Grow in average, medium moisture, well-drained soil in part shade to full shade. Prefers rich, moist, humusy soils in part shade. Intolerant of wet soils in winter. This is a spring ephemeral which usually disappears from the garden by early summer (dry soils tend to hasten this process).

Noteworthy Characteristics:

Dutchman's breeches is an easily recognized, graceful, early spring, Missouri native wildflower which typically occurs on forest floors, rocky woods, slopes, ledges, valleys, ravines and along streams throughout most of the State. Features deeply-cut, fern-like, grayish-green foliage and racemes of waxy, white (infrequently tinged with pink), yellow-tipped flowers shaped like pantaloons with the ankles upward (hence the common name). Flowers are borne in a row drooping from leafless stems arching above the foliage in early spring.

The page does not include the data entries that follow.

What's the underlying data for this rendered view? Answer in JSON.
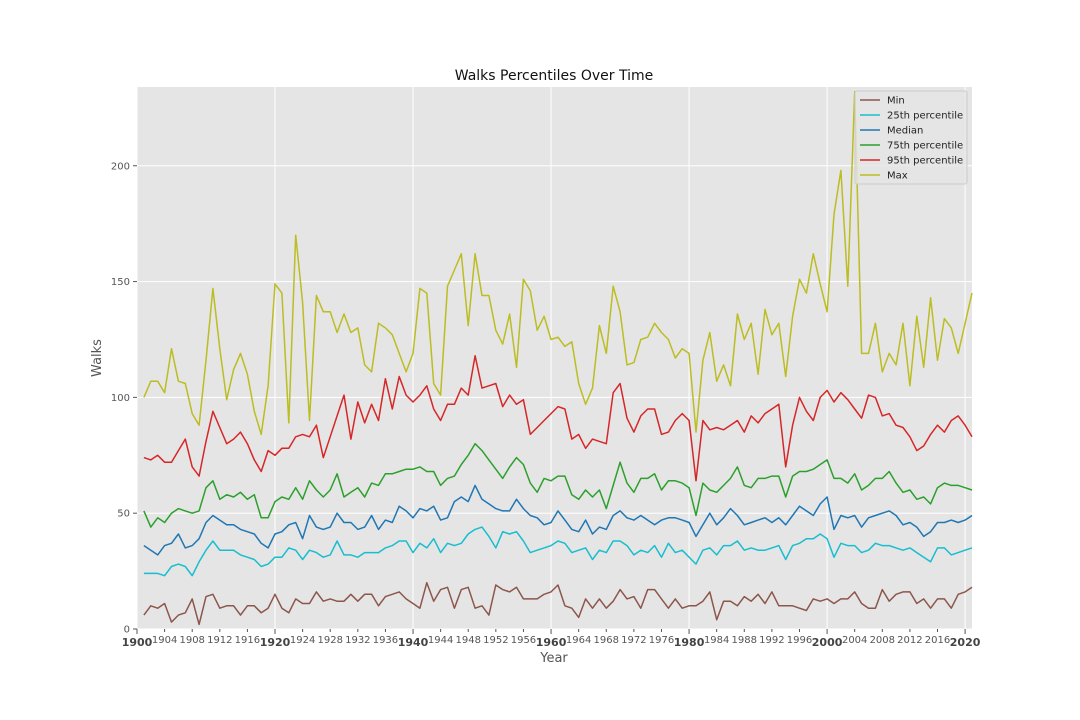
{
  "chart_data": {
    "type": "line",
    "title": "Walks Percentiles Over Time",
    "xlabel": "Year",
    "ylabel": "Walks",
    "xlim": [
      1900,
      2021
    ],
    "ylim": [
      0,
      234
    ],
    "x_ticks": [
      1900,
      1904,
      1908,
      1912,
      1916,
      1920,
      1924,
      1928,
      1932,
      1936,
      1940,
      1944,
      1948,
      1952,
      1956,
      1960,
      1964,
      1968,
      1972,
      1976,
      1980,
      1984,
      1988,
      1992,
      1996,
      2000,
      2004,
      2008,
      2012,
      2016,
      2020
    ],
    "x_tick_labels": [
      "1900",
      "1904",
      "1908",
      "1912",
      "1916",
      "1920",
      "1924",
      "1928",
      "1932",
      "1936",
      "1940",
      "1944",
      "1948",
      "1952",
      "1956",
      "1960",
      "1964",
      "1968",
      "1972",
      "1976",
      "1980",
      "1984",
      "1988",
      "1992",
      "1996",
      "2000",
      "2004",
      "2008",
      "2012",
      "2016",
      "2020"
    ],
    "x_major_ticks": [
      1900,
      1920,
      1940,
      1960,
      1980,
      2000,
      2020
    ],
    "y_ticks": [
      0,
      50,
      100,
      150,
      200
    ],
    "y_tick_labels": [
      "0",
      "50",
      "100",
      "150",
      "200"
    ],
    "grid": true,
    "legend_position": "top-right",
    "start_year": 1901,
    "series": [
      {
        "name": "Min",
        "color": "#8c564b",
        "values": [
          6,
          10,
          9,
          11,
          3,
          6,
          7,
          13,
          2,
          14,
          15,
          9,
          10,
          10,
          6,
          10,
          10,
          7,
          9,
          15,
          9,
          7,
          13,
          11,
          11,
          16,
          12,
          13,
          12,
          12,
          15,
          12,
          15,
          15,
          10,
          14,
          15,
          16,
          13,
          11,
          9,
          20,
          12,
          17,
          18,
          9,
          17,
          18,
          9,
          10,
          6,
          19,
          17,
          16,
          18,
          13,
          13,
          13,
          15,
          16,
          19,
          10,
          9,
          5,
          13,
          9,
          13,
          9,
          12,
          17,
          13,
          14,
          9,
          17,
          17,
          13,
          9,
          13,
          9,
          10,
          10,
          12,
          16,
          4,
          12,
          12,
          10,
          14,
          12,
          15,
          11,
          16,
          10,
          10,
          10,
          9,
          8,
          13,
          12,
          13,
          11,
          13,
          13,
          16,
          11,
          9,
          9,
          17,
          12,
          15,
          16,
          16,
          11,
          13,
          9,
          13,
          13,
          9,
          15,
          16,
          18
        ]
      },
      {
        "name": "25th percentile",
        "color": "#17becf",
        "values": [
          24,
          24,
          24,
          23,
          27,
          28,
          27,
          23,
          29,
          34,
          38,
          34,
          34,
          34,
          32,
          31,
          30,
          27,
          28,
          31,
          31,
          35,
          34,
          30,
          34,
          33,
          31,
          32,
          38,
          32,
          32,
          31,
          33,
          33,
          33,
          35,
          36,
          38,
          38,
          33,
          37,
          35,
          39,
          33,
          37,
          36,
          37,
          41,
          43,
          44,
          40,
          35,
          42,
          41,
          42,
          38,
          33,
          34,
          35,
          36,
          38,
          37,
          33,
          34,
          35,
          30,
          34,
          33,
          38,
          38,
          36,
          32,
          34,
          33,
          36,
          31,
          37,
          33,
          34,
          31,
          28,
          34,
          35,
          32,
          36,
          36,
          38,
          34,
          35,
          34,
          34,
          35,
          36,
          30,
          36,
          37,
          39,
          39,
          41,
          39,
          31,
          37,
          36,
          36,
          33,
          34,
          37,
          36,
          36,
          35,
          34,
          35,
          33,
          31,
          29,
          35,
          35,
          32,
          33,
          34,
          35
        ]
      },
      {
        "name": "Median",
        "color": "#1f77b4",
        "values": [
          36,
          34,
          32,
          36,
          37,
          41,
          35,
          36,
          39,
          46,
          49,
          47,
          45,
          45,
          43,
          42,
          41,
          37,
          35,
          41,
          42,
          45,
          46,
          39,
          49,
          44,
          43,
          44,
          50,
          46,
          46,
          43,
          44,
          49,
          43,
          47,
          46,
          53,
          51,
          48,
          52,
          51,
          53,
          47,
          48,
          55,
          57,
          55,
          62,
          56,
          54,
          52,
          51,
          51,
          56,
          52,
          49,
          48,
          45,
          46,
          51,
          47,
          43,
          42,
          47,
          41,
          44,
          43,
          49,
          51,
          48,
          47,
          49,
          47,
          45,
          47,
          48,
          48,
          47,
          46,
          40,
          45,
          50,
          45,
          48,
          52,
          49,
          45,
          46,
          47,
          48,
          46,
          48,
          45,
          49,
          53,
          51,
          49,
          54,
          57,
          43,
          49,
          48,
          49,
          44,
          48,
          49,
          50,
          51,
          49,
          45,
          46,
          44,
          40,
          42,
          46,
          46,
          47,
          46,
          47,
          49
        ]
      },
      {
        "name": "75th percentile",
        "color": "#2ca02c",
        "values": [
          51,
          44,
          48,
          46,
          50,
          52,
          51,
          50,
          51,
          61,
          64,
          56,
          58,
          57,
          59,
          56,
          58,
          48,
          48,
          55,
          57,
          56,
          61,
          56,
          64,
          60,
          57,
          60,
          67,
          57,
          59,
          61,
          57,
          63,
          62,
          67,
          67,
          68,
          69,
          69,
          70,
          68,
          68,
          62,
          65,
          66,
          71,
          75,
          80,
          77,
          73,
          69,
          65,
          70,
          74,
          71,
          63,
          59,
          65,
          64,
          66,
          66,
          58,
          56,
          60,
          57,
          60,
          52,
          62,
          72,
          63,
          59,
          65,
          65,
          67,
          60,
          64,
          64,
          63,
          61,
          49,
          63,
          60,
          59,
          62,
          65,
          70,
          62,
          61,
          65,
          65,
          66,
          66,
          57,
          66,
          68,
          68,
          69,
          71,
          73,
          65,
          65,
          63,
          67,
          60,
          62,
          65,
          65,
          68,
          63,
          59,
          60,
          56,
          57,
          54,
          61,
          63,
          62,
          62,
          61,
          60
        ]
      },
      {
        "name": "95th percentile",
        "color": "#d62728",
        "values": [
          74,
          73,
          75,
          72,
          72,
          77,
          82,
          70,
          66,
          81,
          94,
          87,
          80,
          82,
          85,
          80,
          73,
          68,
          77,
          75,
          78,
          78,
          83,
          84,
          83,
          88,
          74,
          83,
          92,
          101,
          82,
          98,
          89,
          97,
          90,
          108,
          95,
          109,
          101,
          98,
          101,
          105,
          95,
          90,
          97,
          97,
          104,
          101,
          118,
          104,
          105,
          106,
          96,
          101,
          97,
          99,
          84,
          87,
          90,
          93,
          96,
          95,
          82,
          84,
          78,
          82,
          81,
          80,
          102,
          106,
          91,
          85,
          92,
          95,
          95,
          84,
          85,
          90,
          93,
          90,
          64,
          90,
          86,
          87,
          86,
          88,
          90,
          85,
          92,
          89,
          93,
          95,
          97,
          70,
          88,
          100,
          94,
          90,
          100,
          103,
          98,
          102,
          99,
          95,
          91,
          101,
          100,
          92,
          93,
          88,
          87,
          83,
          77,
          79,
          84,
          88,
          85,
          90,
          92,
          88,
          83
        ]
      },
      {
        "name": "Max",
        "color": "#bcbd22",
        "values": [
          100,
          107,
          107,
          102,
          121,
          107,
          106,
          93,
          88,
          116,
          147,
          121,
          99,
          112,
          119,
          110,
          94,
          84,
          105,
          149,
          145,
          89,
          170,
          141,
          90,
          144,
          137,
          137,
          128,
          136,
          128,
          130,
          114,
          111,
          132,
          130,
          127,
          119,
          111,
          119,
          147,
          145,
          106,
          101,
          148,
          155,
          162,
          131,
          162,
          144,
          144,
          129,
          123,
          136,
          113,
          151,
          146,
          129,
          135,
          125,
          126,
          122,
          124,
          106,
          97,
          104,
          131,
          119,
          148,
          137,
          114,
          115,
          125,
          126,
          132,
          128,
          125,
          117,
          121,
          119,
          85,
          116,
          128,
          107,
          114,
          105,
          136,
          125,
          132,
          110,
          138,
          127,
          132,
          109,
          135,
          151,
          145,
          162,
          149,
          137,
          179,
          198,
          148,
          232,
          119,
          119,
          132,
          111,
          119,
          114,
          132,
          105,
          135,
          113,
          143,
          116,
          134,
          130,
          119,
          132,
          145
        ]
      }
    ]
  }
}
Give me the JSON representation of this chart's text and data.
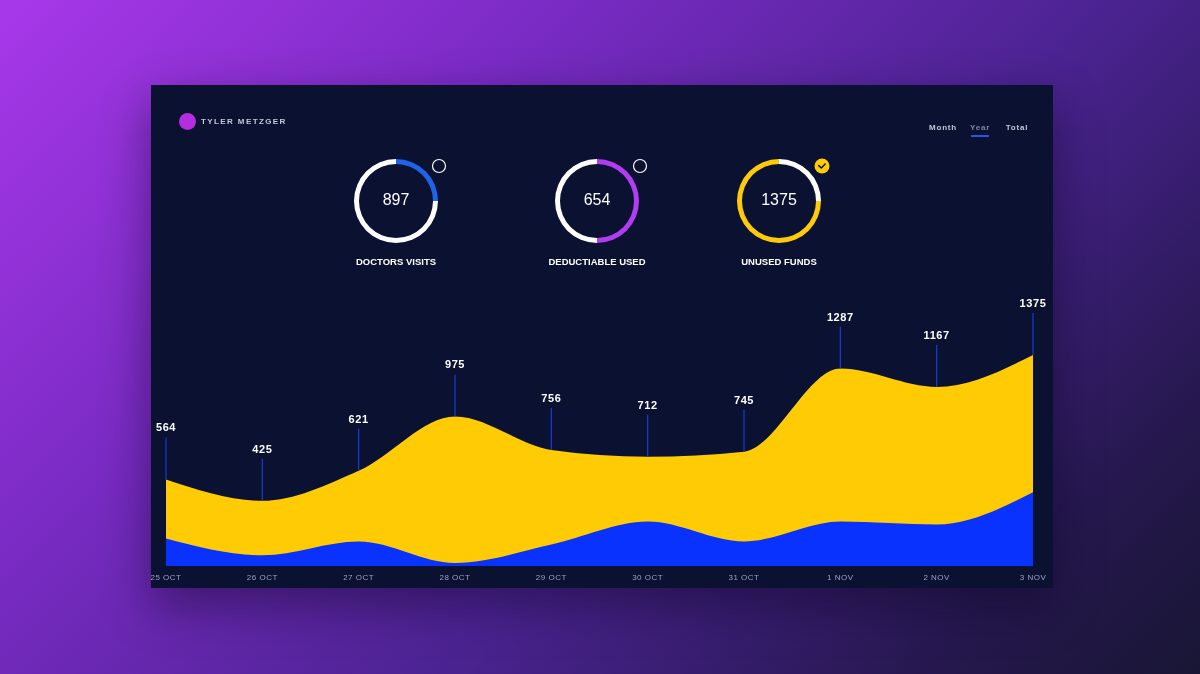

Plants typically grow to 12" tall, with the flower stems and basal leaves rising directly from a scaly rootstock. Dutchman's breeches is in the same genus as bleeding heart.

Problems:

No serious insect or disease problems. Some susceptibility to aphid infestations. Good soil drainage is essential for plant survival.

Uses:

Best naturalized in woodland, wildflower or native plant gardens. Generally considered inappropriate for borders because the plants go dormant by summer.